摘要
目前我国能源利用效率较低,与发达国家相比还有很大的进步空间,余热回收利用尤其是低温余热回收利用已成为提高能源利用效率、解决能源危机的重要手段。低温余热品位低难以直接利用,大部分被排放造成巨大的能源浪费。最好的利用低温余热的方式是将其温度提升,使之可以被直接利用。如果这一方法得以实现,不但可以大幅度提高能源利用效率,而且可以扩大能源利用的范围,如太阳能、地热能等低温自然能源,有效缓解能源危机。
化学热泵因其高效率、无污染、低能耗、温度提升幅度高等优点而成为低温热品位提升的首选装置。异丙醇-丙酮-氢气化学热泵(IAH-CHP)则是众多化学热泵中应用潜力较大的一种。它利用一对可逆的化学反应,异丙醇低温(80℃)脱氢发生吸热反应生成丙酮和氢气;丙酮高温(200℃)加氢发生放热反应生成异丙醇,从而将低温热温度提升,使之可以在工业上直接应用。
本文以锅炉低温烟气余热深度利用为研究背景,采用实验和数值模拟相结合的方法在分子尺度、多孔催化剂尺度、反应器尺度和系统尺度对IAH化学热泵丙酮高温加氢放热反应器传递及反应性能进行了多尺度研究。
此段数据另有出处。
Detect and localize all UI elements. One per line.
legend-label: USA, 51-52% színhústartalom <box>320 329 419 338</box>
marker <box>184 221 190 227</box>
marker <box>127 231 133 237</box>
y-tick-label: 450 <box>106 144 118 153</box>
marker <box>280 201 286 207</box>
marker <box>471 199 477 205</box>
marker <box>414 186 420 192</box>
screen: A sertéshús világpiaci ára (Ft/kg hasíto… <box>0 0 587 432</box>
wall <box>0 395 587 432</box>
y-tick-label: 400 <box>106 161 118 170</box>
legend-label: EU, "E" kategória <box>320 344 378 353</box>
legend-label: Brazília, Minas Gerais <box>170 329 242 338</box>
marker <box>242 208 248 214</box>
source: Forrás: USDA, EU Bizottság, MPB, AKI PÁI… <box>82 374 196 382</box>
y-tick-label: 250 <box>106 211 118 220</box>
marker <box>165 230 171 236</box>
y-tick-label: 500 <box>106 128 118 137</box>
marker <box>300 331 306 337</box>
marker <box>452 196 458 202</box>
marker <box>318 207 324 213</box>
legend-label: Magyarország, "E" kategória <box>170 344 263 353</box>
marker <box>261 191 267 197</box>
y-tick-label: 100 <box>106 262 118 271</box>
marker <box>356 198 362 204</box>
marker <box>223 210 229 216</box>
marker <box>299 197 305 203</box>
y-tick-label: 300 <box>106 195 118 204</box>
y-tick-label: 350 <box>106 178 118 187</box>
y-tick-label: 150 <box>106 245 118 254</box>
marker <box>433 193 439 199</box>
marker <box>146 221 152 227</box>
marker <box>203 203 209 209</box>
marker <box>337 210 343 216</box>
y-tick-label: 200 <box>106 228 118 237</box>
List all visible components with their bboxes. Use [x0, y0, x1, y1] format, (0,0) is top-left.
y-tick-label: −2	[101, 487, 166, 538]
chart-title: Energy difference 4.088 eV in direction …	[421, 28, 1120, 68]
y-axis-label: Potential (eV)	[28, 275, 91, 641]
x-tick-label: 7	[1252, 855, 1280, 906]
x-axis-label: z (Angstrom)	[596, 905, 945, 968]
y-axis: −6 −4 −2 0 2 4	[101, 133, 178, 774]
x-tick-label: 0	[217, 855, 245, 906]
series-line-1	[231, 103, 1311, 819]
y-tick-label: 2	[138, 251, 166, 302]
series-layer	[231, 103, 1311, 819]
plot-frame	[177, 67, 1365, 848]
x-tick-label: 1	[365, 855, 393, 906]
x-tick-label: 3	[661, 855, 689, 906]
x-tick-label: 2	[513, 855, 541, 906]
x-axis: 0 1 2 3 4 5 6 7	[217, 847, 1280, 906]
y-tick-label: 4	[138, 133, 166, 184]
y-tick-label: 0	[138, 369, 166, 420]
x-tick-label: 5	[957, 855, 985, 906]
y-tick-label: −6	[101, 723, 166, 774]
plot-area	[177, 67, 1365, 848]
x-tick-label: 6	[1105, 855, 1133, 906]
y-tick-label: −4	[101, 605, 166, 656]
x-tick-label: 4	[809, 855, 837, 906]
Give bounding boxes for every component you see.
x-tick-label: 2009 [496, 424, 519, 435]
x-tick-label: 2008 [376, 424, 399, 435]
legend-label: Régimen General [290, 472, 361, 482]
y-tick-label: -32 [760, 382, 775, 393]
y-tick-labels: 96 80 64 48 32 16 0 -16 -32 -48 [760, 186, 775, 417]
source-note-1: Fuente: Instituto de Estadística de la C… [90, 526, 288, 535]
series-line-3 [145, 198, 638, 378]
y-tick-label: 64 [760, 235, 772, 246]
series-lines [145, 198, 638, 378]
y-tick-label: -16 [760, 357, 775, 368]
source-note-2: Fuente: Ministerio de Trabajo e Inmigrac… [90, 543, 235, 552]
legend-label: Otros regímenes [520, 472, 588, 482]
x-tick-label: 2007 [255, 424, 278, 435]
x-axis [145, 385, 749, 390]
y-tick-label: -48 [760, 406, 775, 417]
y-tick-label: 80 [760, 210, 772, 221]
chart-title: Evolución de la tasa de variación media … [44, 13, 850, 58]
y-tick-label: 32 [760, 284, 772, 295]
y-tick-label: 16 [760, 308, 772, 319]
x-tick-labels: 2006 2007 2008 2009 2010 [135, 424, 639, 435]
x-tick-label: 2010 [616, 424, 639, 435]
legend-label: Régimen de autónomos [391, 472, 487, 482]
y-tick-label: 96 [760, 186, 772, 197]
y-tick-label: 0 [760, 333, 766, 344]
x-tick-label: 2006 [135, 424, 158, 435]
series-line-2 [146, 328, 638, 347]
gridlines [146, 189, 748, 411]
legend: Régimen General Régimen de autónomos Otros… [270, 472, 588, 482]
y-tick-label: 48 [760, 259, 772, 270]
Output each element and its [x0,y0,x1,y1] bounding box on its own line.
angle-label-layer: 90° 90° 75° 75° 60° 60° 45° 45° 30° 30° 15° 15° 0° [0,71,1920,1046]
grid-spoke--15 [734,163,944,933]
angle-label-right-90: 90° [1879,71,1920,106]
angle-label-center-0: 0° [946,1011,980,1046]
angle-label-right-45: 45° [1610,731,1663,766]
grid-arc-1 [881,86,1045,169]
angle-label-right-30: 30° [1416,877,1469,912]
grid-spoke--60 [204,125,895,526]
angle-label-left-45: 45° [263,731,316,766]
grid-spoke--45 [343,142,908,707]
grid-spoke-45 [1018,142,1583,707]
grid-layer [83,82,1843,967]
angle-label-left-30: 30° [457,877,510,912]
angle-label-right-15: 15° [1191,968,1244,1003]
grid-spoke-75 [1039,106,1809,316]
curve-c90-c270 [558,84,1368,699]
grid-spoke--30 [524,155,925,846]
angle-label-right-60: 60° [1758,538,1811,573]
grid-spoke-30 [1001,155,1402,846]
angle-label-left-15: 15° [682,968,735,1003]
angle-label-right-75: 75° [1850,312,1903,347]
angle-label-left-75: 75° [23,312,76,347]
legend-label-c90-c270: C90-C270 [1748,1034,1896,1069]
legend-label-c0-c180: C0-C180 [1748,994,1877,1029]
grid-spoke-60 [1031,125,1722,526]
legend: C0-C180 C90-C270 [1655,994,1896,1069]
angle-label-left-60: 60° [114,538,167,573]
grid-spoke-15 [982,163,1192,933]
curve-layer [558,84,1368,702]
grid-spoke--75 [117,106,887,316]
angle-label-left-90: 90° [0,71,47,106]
首先在分子尺度上对丙酮高温加氢放热反应进行了动力学实验研究。实验使用非晶态合金雷尼镍催化剂,通过改变空速、操作压力、氢气流量、反应温度等实验条件,对丙酮转化率、异丙醇选择性及反应产物进行了研究。实验确定了丙酮加氢的反应网络,分别对三种不同反应进行了机理研究,在实验数据和合理假设的基础上拟合出对应的Langmuir-Hinshelwood动力学方程,并分析了各操作条件对反应的具体影响。
其次在多孔催化剂尺度上对化学反应与传热传质在多孔催化剂内的耦合和协同作用进行了数值研究,重点分析了催化剂颗粒内组分扩散对组分分布、温度分布、反应速率、丙酮转化率及异丙醇选择性的影响。模拟结果表明,催化剂微孔直径是扩散系数的决定因素,在催化剂颗粒边缘存在一个很薄的过渡区域,扩散系数及反应速率在此区域梯度十分明显;由于反应发生在催化剂颗粒内部,使得内部温度比外部流体温度稍高;丙酮转化率和异丙醇选择性都随催化剂颗粒直径的增加而增加,随微孔直径的增加而减小;异丙醇产量随催化剂颗粒直径增加而增加,随微孔直径增加先增加后减小。根据模拟结果,本文给出了催化剂颗粒直径和微孔直径的推荐值。
然后在反应器尺度上对丙酮高温加氢放热反应器传递和反应性能使用Fluent多孔介质非热平衡模型进行了数值研究,分析了催化剂颗粒直径、催化剂导热系数、反应器直径和空速等参数对气固两相传热及丙酮加氢反应的影响。模拟结果表明在本研究中气固两相温差较小,不会对反应产生较大影响;催化剂导热系数和反应器直径对反应器温度场分布具有十分显著的影响,催化剂导热系数的增加能显著增强反应器传热能力,降低反应器温度及径向温差,反应器直径增加则会显著增加反应器温度;空速增加虽然会降低异丙醇选择性和丙酮转化率,但是也会增加异丙醇产量,因此有助于提高系统效率。在反应器性能数值研究的基础上对反应参数进行了优化,综合考虑能量品位、反应热、丙酮转化率与反应温度的关系,确定了最佳反应温度;结合数值模拟结果对比氢气丙酮摩尔比增加产生的丙酮转化率收益及压力损失,确定了最佳氢气丙酮摩尔比。为解决随机填充固定床反应器压力损失大和传热能力差的不足,本文提出一种结构化填充方法,并使用Fluent进行3D模拟,模拟结果表明此结构化填充方法不但可有效降低系统压力损失,而且传热能力更优秀。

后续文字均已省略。